Case ID: bta_43/html/0005-01.html
Source: Caselaw Access Project
Author: {"author": "Murdoch :", "license": "Public Domain", "url": "https://static.case.law/"}
Date Created: 2024-08-24T03:29:51.129683

Hobbs Western Company, Petitioner, v. Commissioner of Internal Revenue, Respondent.
    Docket No. 104615.
    Promulgated December 4, 1940.
    
      W. G. Magathan, Esq., for the petitioner.
    
      R. G. Whitley, Esq., for the respondent.
   OPINION.

Murdoch :

The respondent filed a motion on October 12, 1940, to dismiss this proceeding in so far as it relates to excess profits taxes because the Board is without jurisdiction. The petitioner was notified in the deficiency notice that the Commissioner had determined a deficiency of $17,427.21 in income tax and an overassessment of $7,577.92 in excess profits tax, or a net deficiency of $9,849.29, for the fiscal year ended October 81, 1937.
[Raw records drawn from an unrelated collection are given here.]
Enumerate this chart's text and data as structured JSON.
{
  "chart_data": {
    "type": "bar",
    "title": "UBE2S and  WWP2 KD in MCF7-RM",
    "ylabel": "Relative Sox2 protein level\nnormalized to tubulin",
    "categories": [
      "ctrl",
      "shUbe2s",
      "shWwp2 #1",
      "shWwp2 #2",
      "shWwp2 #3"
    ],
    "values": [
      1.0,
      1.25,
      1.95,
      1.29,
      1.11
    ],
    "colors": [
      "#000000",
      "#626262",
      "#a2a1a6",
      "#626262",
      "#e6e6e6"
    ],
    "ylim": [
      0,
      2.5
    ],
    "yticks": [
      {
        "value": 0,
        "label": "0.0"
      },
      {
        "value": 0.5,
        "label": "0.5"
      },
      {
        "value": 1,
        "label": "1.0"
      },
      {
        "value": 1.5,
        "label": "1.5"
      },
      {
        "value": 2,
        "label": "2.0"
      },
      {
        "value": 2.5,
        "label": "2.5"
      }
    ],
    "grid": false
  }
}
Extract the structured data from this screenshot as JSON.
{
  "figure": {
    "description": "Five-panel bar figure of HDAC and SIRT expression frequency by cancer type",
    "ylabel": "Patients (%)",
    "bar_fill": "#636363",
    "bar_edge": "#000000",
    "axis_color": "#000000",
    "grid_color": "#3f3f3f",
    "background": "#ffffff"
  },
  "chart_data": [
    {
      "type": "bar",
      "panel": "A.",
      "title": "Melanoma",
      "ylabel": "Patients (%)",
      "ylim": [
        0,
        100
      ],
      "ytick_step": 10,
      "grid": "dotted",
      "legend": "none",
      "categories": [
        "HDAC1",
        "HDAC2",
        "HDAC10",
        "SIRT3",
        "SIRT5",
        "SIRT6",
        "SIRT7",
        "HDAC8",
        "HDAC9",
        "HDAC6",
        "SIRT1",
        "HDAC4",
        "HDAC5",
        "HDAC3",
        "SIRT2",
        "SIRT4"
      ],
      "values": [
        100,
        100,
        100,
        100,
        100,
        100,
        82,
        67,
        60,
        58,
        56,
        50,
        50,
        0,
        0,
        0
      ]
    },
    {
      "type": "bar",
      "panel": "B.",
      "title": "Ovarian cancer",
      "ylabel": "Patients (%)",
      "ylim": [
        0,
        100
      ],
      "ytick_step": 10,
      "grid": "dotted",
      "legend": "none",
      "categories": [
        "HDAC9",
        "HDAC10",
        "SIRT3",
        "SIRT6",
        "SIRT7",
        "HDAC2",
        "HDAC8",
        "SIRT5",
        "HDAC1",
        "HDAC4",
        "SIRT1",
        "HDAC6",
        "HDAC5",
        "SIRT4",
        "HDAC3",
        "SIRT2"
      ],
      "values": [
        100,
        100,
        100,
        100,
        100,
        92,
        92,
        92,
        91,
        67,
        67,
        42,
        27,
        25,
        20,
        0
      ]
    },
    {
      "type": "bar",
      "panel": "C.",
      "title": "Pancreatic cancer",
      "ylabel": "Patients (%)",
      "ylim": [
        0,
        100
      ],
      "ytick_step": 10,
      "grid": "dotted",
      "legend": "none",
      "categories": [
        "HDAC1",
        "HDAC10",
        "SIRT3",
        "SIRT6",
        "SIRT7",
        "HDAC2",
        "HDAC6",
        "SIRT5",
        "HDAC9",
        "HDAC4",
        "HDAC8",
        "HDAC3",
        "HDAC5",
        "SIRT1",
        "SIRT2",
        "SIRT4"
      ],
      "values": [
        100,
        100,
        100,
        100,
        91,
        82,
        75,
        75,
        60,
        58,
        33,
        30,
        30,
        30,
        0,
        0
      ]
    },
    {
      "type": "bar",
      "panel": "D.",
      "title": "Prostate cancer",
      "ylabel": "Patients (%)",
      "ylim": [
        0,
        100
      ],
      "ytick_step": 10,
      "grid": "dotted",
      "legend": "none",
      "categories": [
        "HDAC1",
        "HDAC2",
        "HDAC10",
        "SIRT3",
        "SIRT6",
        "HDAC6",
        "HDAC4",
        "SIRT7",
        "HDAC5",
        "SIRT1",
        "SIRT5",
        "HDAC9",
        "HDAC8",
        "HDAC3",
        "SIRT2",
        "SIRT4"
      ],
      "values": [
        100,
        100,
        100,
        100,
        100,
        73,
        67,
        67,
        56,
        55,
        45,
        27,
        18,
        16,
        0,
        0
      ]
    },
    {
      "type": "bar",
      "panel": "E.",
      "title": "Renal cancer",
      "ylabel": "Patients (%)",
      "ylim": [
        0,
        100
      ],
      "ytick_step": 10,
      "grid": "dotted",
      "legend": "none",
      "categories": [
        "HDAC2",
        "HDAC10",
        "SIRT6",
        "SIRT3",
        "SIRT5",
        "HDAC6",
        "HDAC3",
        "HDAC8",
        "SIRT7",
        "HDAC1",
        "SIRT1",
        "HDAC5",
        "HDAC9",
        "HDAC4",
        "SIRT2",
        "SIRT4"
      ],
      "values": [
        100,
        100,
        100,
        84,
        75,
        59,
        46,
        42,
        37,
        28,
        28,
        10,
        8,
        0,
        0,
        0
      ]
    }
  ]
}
The Board has held heretofore that a determination in regard to income tax and a determination in regard to excess profits tax are separate in so far as jurisdiction of the Board is concerned. In Will County Title Co., 38 B. T. A. 1396, the Board assumed jurisdiction in regard to income tax for 1934, since the Commissioner had determined a deficiency therein of $529.25, but denied jurisdiction in regard to excess profits tax for that year, as to which the Commissioner had determined an overassessment of $745.04. It held in Union Telephone Co., 41 B. T. A. 152, that it had jurisdiction in regard to excess profits tax for 1936, since the Commissioner had determined a deficiency therein of $842.84, although it had no jurisdiction in regard to income tax and undistributed profits surtax for that year, since the Commissioner had determined a net overassessment as to those two taxes, represented by a deficiency in income tax of $1,128.86 and an overassessment in undistributed profits surtax of $1,148.38. It said in that opinion that although the income tax and undistributed profits surtax were related, nevertheless, excess profits taxes were imposed by a different title and, therefore, were separate for jurisdictional purposes of the Board.

We hold, following the principle of those two decisions, that the Board in the present proceeding has no jurisdiction in regard to excess profits tax, but has jurisdiction in regard to income tax for the fiscal year involved. Consequently, the proceeding is dismissed for lack of jurisdiction in so far as it relates to excess profits tax.